Purpose. Early squamous cell neoplasia (ESCN) in the oesophagus is a highly treatable condition. Lesions confined to the mucosal layer can be curatively treated endoscopically. We build a computer-assisted detection (CADe) system that can classify still images or video frames as normal or abnormal with high diagnostic accuracy. Methods. We present a new benchmark dataset containing 68K binary labeled frames extracted from 114 patient videos whose imaged areas have been resected and correlated to histopathology. Our novel convolutional network (CNN) architecture solves the binary classification task and explains what features of the input domain drive the decision-making process of the network. Results. The proposed method achieved an average accuracy of 91.7 % compared to the 94.7 % achieved by a group of 12 senior clinicians.
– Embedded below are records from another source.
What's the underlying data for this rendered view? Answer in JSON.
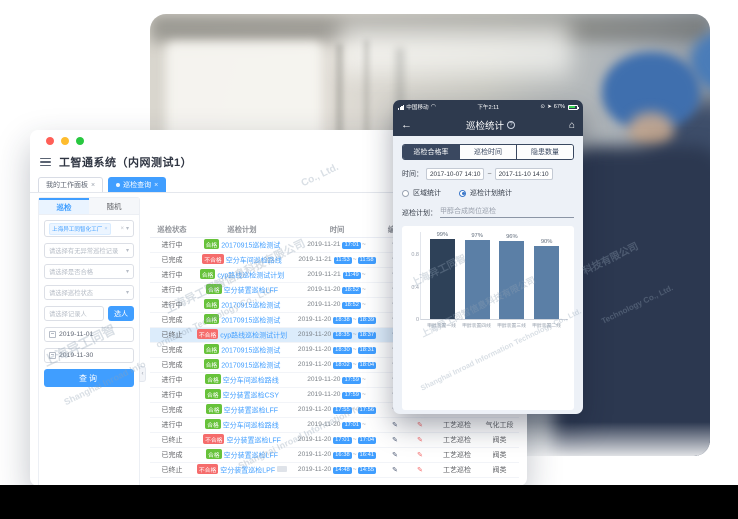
{
  "window": {
    "title": "工智通系统（内网测试1）",
    "tabs": [
      {
        "label": "我的工作面板",
        "active": false
      },
      {
        "label": "巡检查询",
        "active": true
      }
    ]
  },
  "sidebar": {
    "tabs": [
      {
        "label": "巡检"
      },
      {
        "label": "随机"
      }
    ],
    "org_tag": "上海异工同智化工厂",
    "org_tag_overflow": "+",
    "filters": [
      {
        "placeholder": "请选择有无异常巡检记录"
      },
      {
        "placeholder": "请选择是否合格"
      },
      {
        "placeholder": "请选择巡检状态"
      }
    ],
    "person_placeholder": "请选择记录人",
    "pick_person_label": "选人",
    "date_start": "2019-11-01",
    "date_end": "2019-11-30",
    "search_label": "查询"
  },
  "table": {
    "headers": [
      "巡检状态",
      "巡检计划",
      "时间",
      "编写",
      "",
      "",
      ""
    ],
    "rows": [
      {
        "status": "进行中",
        "result": "合格",
        "plan": "20170915巡检测试",
        "date": "2019-11-21",
        "t1": "17:01",
        "t2": "",
        "type": "",
        "area": "",
        "hl": false,
        "tag": false
      },
      {
        "status": "已完成",
        "result": "不合格",
        "plan": "空分车间巡检路线",
        "date": "2019-11-21",
        "t1": "11:53",
        "t2": "11:58",
        "type": "",
        "area": "",
        "hl": false,
        "tag": false
      },
      {
        "status": "进行中",
        "result": "合格",
        "plan": "cyp路线巡检测试计划",
        "date": "2019-11-21",
        "t1": "11:49",
        "t2": "",
        "type": "",
        "area": "",
        "hl": false,
        "tag": false
      },
      {
        "status": "进行中",
        "result": "合格",
        "plan": "空分装置巡检LFF",
        "date": "2019-11-20",
        "t1": "18:52",
        "t2": "",
        "type": "",
        "area": "",
        "hl": false,
        "tag": false
      },
      {
        "status": "进行中",
        "result": "合格",
        "plan": "20170915巡检测试",
        "date": "2019-11-20",
        "t1": "18:52",
        "t2": "",
        "type": "",
        "area": "",
        "hl": false,
        "tag": false
      },
      {
        "status": "已完成",
        "result": "合格",
        "plan": "20170915巡检测试",
        "date": "2019-11-20",
        "t1": "18:38",
        "t2": "18:39",
        "type": "",
        "area": "",
        "hl": false,
        "tag": false
      },
      {
        "status": "已终止",
        "result": "不合格",
        "plan": "cyp路线巡检测试计划",
        "date": "2019-11-20",
        "t1": "18:35",
        "t2": "18:37",
        "type": "",
        "area": "",
        "hl": true,
        "tag": false
      },
      {
        "status": "已完成",
        "result": "合格",
        "plan": "20170915巡检测试",
        "date": "2019-11-20",
        "t1": "18:30",
        "t2": "18:31",
        "type": "",
        "area": "",
        "hl": false,
        "tag": false
      },
      {
        "status": "已完成",
        "result": "合格",
        "plan": "20170915巡检测试",
        "date": "2019-11-20",
        "t1": "18:02",
        "t2": "18:04",
        "type": "",
        "area": "",
        "hl": false,
        "tag": false
      },
      {
        "status": "进行中",
        "result": "合格",
        "plan": "空分车间巡检路线",
        "date": "2019-11-20",
        "t1": "17:59",
        "t2": "",
        "type": "",
        "area": "",
        "hl": false,
        "tag": false
      },
      {
        "status": "进行中",
        "result": "合格",
        "plan": "空分装置巡检CSY",
        "date": "2019-11-20",
        "t1": "17:59",
        "t2": "",
        "type": "",
        "area": "",
        "hl": false,
        "tag": false
      },
      {
        "status": "已完成",
        "result": "合格",
        "plan": "空分装置巡检LFF",
        "date": "2019-11-20",
        "t1": "17:55",
        "t2": "17:56",
        "type": "工艺巡检",
        "area": "阀类",
        "hl": false,
        "tag": false
      },
      {
        "status": "进行中",
        "result": "合格",
        "plan": "空分车间巡检路线",
        "date": "2019-11-20",
        "t1": "17:01",
        "t2": "",
        "type": "工艺巡检",
        "area": "气化工段",
        "hl": false,
        "tag": false
      },
      {
        "status": "已终止",
        "result": "不合格",
        "plan": "空分装置巡检LFF",
        "date": "2019-11-20",
        "t1": "17:01",
        "t2": "17:04",
        "type": "工艺巡检",
        "area": "阀类",
        "hl": false,
        "tag": false
      },
      {
        "status": "已完成",
        "result": "合格",
        "plan": "空分装置巡检LFF",
        "date": "2019-11-20",
        "t1": "16:38",
        "t2": "16:41",
        "type": "工艺巡检",
        "area": "阀类",
        "hl": false,
        "tag": false
      },
      {
        "status": "已终止",
        "result": "不合格",
        "plan": "空分装置巡检LPF",
        "date": "2019-11-20",
        "t1": "14:48",
        "t2": "14:55",
        "type": "工艺巡检",
        "area": "阀类",
        "hl": false,
        "tag": true
      }
    ]
  },
  "phone": {
    "status": {
      "carrier": "中国移动",
      "time": "下午2:11",
      "battery": "67%"
    },
    "nav_title": "巡检统计",
    "segments": [
      {
        "label": "巡检合格率",
        "active": true
      },
      {
        "label": "巡检时间",
        "active": false
      },
      {
        "label": "隐患数量",
        "active": false
      }
    ],
    "time_label": "时间：",
    "time_from": "2017-10-07 14:10",
    "time_to": "2017-11-10 14:10",
    "radio_area": "区域统计",
    "radio_plan": "巡检计划统计",
    "plan_label": "巡检计划：",
    "plan_value": "甲醇合成岗位巡检"
  },
  "chart_data": {
    "type": "bar",
    "title": "巡检合格率",
    "categories": [
      "甲醇装置一线",
      "甲醇装置四线",
      "甲醇装置三线",
      "甲醇装置二线"
    ],
    "values": [
      0.99,
      0.97,
      0.96,
      0.9
    ],
    "value_labels": [
      "99%",
      "97%",
      "96%",
      "90%"
    ],
    "yticks": [
      0,
      0.4,
      0.8
    ],
    "ylim": [
      0,
      1
    ],
    "xlabel": "",
    "ylabel": "",
    "grid": false,
    "legend": "none",
    "bar_colors": [
      "#2e4158",
      "#5b7fa6",
      "#5b7fa6",
      "#5b7fa6"
    ]
  },
  "watermark": {
    "cn_short": "上海异工同智",
    "cn_company": "上海异工同智信息科技有限公司",
    "en_company": "Shanghai Inroad Information Technology Co., Ltd."
  },
  "colors": {
    "accent_blue": "#409eff",
    "ok_green": "#67c23a",
    "bad_red": "#f56c6c",
    "phone_dark": "#2e3a4e",
    "bar_dark": "#2e4158",
    "bar_blue": "#5b7fa6"
  }
}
Our novel network architecture produces deeply supervised activation heatmaps that suggest the network is looking at intrapapillary capillary loop (IPCL) patterns when predicting abnormality. Conclusion. We believe that this dataset and baseline method may serve as a reference for future benchmarks on both video frame classification and explainability in the context of ESCN detection. A future work path of high clinical relevance is the extension of the classification to ESCN types.